Bem Me Quer... Mal Me Quer, de Laetitia Colombani
À la folie... pas
du tout, França, 2002
Bem
me Quer... Mal me Quer é
um filme profundamente apaixonado... por si mesmo. Usando a sempre irritante
fórmula da “esperteza narrativa” para fim quase nenhum, o filme estrangula
constantemente qualquer frescor que pudesse vir a ter, encerrando personagens
e sua trajetória como meros títeres de um joguinho de “ser sabido” que
parece não ter qualquer motivação além de seu reconhecimento de filme
“muderno”. Nisso, e desde o início, aliás, já vem o susto de um certo
dejá vu: afinal, temos Audrey Tautou (de
resto, uma gracinha) de volta interpretando o que parece ser Amelie Poulain
“on acid”, ou seja, as mesmas boas intenções e romantismo idióticos e
francamente moralistas (pelo menos aqui, no decorrer do filme, há a decência
de considerá-la uma menina que tem, er, problemas).
É
importante dizer que é impossível falar qualquer coisa mais sobre o filme
sem discutir a, na falta de palavra melhor, reviravolta que acontece na
metade da projeção, uma vez que ela é central para qualquer análise estrutural.
Portanto, se o leitor ainda não viu e quer ver o filme sem saber de nada,
é melhor parar por aqui e voltar mais tarde.
Esta
“reviravolta” pode ser intuída sem muito esforço pela clara opção da diretora
de deixar hiatos monstruosos de informação. Seu óbvio propósito, desde,
o início é que vejamos o filme pelo olhar de uma das personagens. Não
é difícil imaginar que logo o veremos pelo outro lado. Mas, mesmo para
quem não se dê conta disso, o principal problema do filme está estabelecido
desde ali: para que funcionasse, seria preciso que se acreditasse na relação
entre dois personagens que nunca são sequer próximos de cativantes – a
menina maluquinha nunca é nada mais do que isso, e o homem “impenetrável”
idem. É quase impossível o espectador se interessar minimamente pela trama,
e boa parte disso se deve à estrutura escolhida, com esta virada no meio.

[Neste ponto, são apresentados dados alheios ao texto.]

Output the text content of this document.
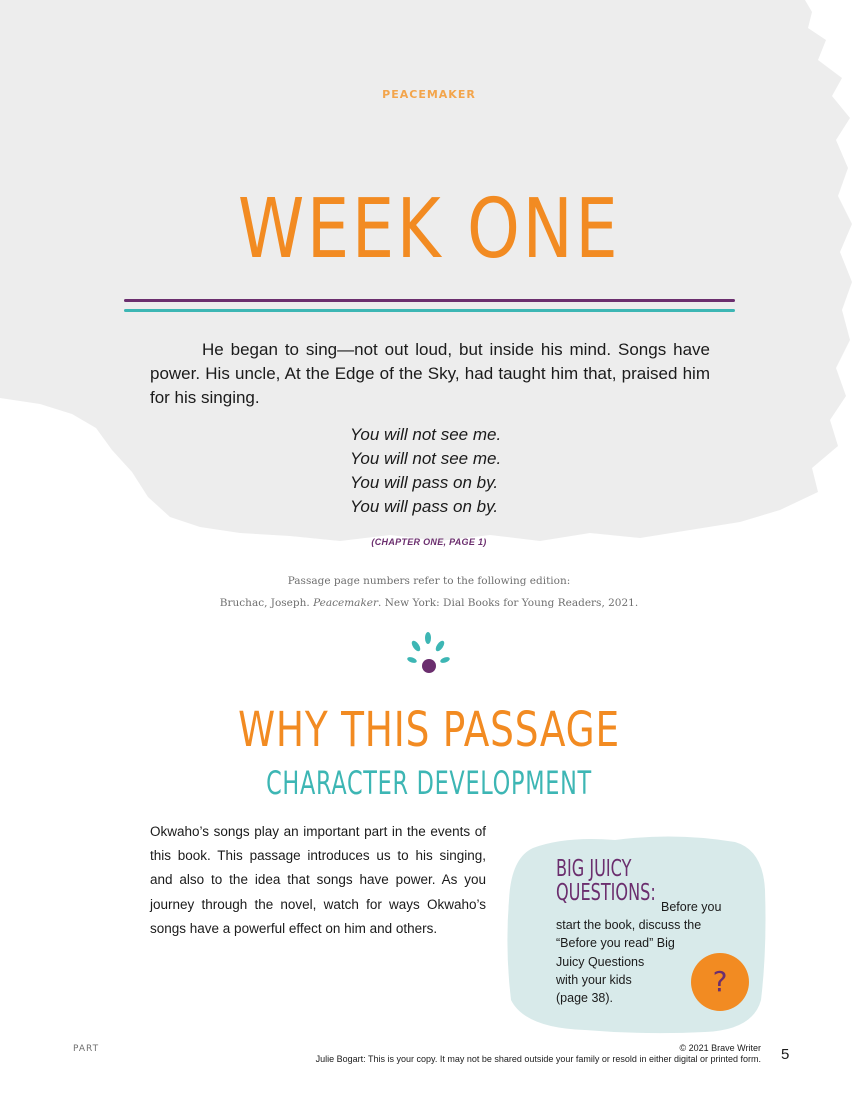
PEACEMAKER
WEEK ONE
He began to sing—not out loud, but inside his mind. Songs have power. His uncle, At the Edge of the Sky, had taught him that, praised him for his singing.
You will not see me.
You will not see me.
You will pass on by.
You will pass on by.
(CHAPTER ONE, PAGE 1)
Passage page numbers refer to the following edition:
Bruchac, Joseph. Peacemaker. New York: Dial Books for Young Readers, 2021.
WHY THIS PASSAGE
CHARACTER DEVELOPMENT
Okwaho’s songs play an important part in the events of this book. This passage introduces us to his singing, and also to the idea that songs have power. As you journey through the novel, watch for ways Okwaho’s songs have a powerful effect on him and others.
BIG JUICY
QUESTIONS:
Before you
start the book, discuss the
“Before you read” Big
Juicy Questions
with your kids
(page 38).
?
PART	© 2021 Brave Writer
Julie Bogart: This is your copy. It may not be shared outside your family or resold in either digital or printed form. 5
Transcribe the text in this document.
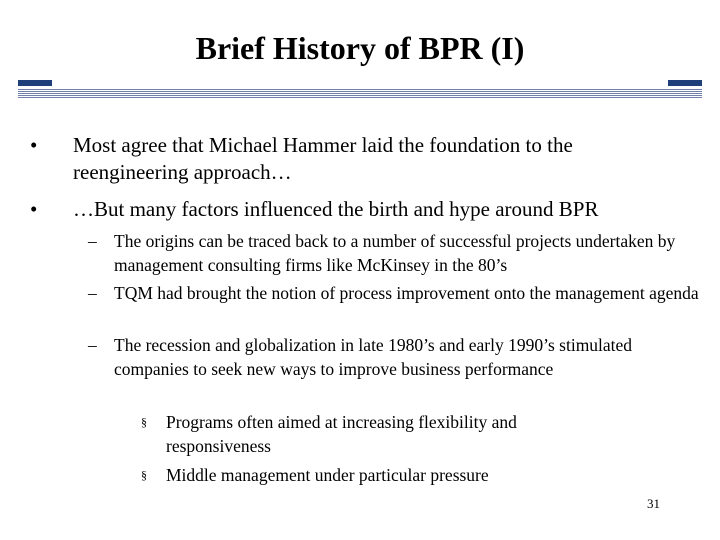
Brief History of BPR (I)
•	Most agree that Michael Hammer laid the foundation to the reengineering approach…
•	…But many factors influenced the birth and hype around BPR
– The origins can be traced back to a number of successful projects undertaken by management consulting firms like McKinsey in the 80’s
– TQM had brought the notion of process improvement onto the management agenda
– The recession and globalization in late 1980’s and early 1990’s stimulated companies to seek new ways to improve business performance
§ Programs often aimed at increasing flexibility and responsiveness
§ Middle management under particular pressure
31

Caso típico da diretora colocando um “gimmick” de roteiro (o que sempre
chama a atenção de “jornalistas culturais” em geral) acima do que seria
melhor para seus personagens e sua história. Claro que ela pode dar a
desculpa mais “séria” de que queria falar da “relatividade” da realidade,
da subjetividade nas relações humanas, etc. Bobagem – o filme poderia
falar disso tudo, sem precisar posar de “ixperto” e dando as costas à
construção de personagens.
Quando
no meio do filme temos o recurso patético do “rewind” (que não só é fraco
narrativamente como esteticamente horrendo e óbvio), nos damos conta do
pior: passaremos o dobro do tempo vendo o “outro lado” da história (a
estas alturas completamente óbvio para todos). Ou seja: não feliz em ser
um mau filme, Bem me Quer...
é ruim duas vezes. E, se era ruim até então, se torna francamente insuportável,
pois nada acontece de verdadeiramente “reviravoltoso” para pedir este
formato. A capacidade imagética da cineasta indica quão banais são as
idéias por trás de Bem me Quer:
a perda da sanidade de uma personagem é indicada, por exemplo, por uma
casa que se desarruma e uma roseira que vai murchando. Uau, que criativo!
O filme tenta, na verdade, criar uma passagem onde o que parecia comédia
romântica vai se tornando um filme mais “escuro”, mas tanto em um registro
como no outro, nunca é mais do que banal e desinteressante.
No
final, o espectador que ainda não se entregou ao tédio completo tem a
verdadeira surpresa com o filme: ele se pretende sério, ao incorporar
à personagem de Tautou a condição clínica da erotômana. Ora, se como diversão
rasteira o filme era ruim, como observação sobre uma condição psiquiátrica
real ele fica ampliadamente patético. Não feliz com isso, ainda ensaia
uma passagem por hospitais e hospícios para criar um final de “suspense”,
num tom absolutamente absurdo em relação a tudo que veio antes. Por outro
lado, não deixa de ser adequado que tudo termine tão mal quanto começou.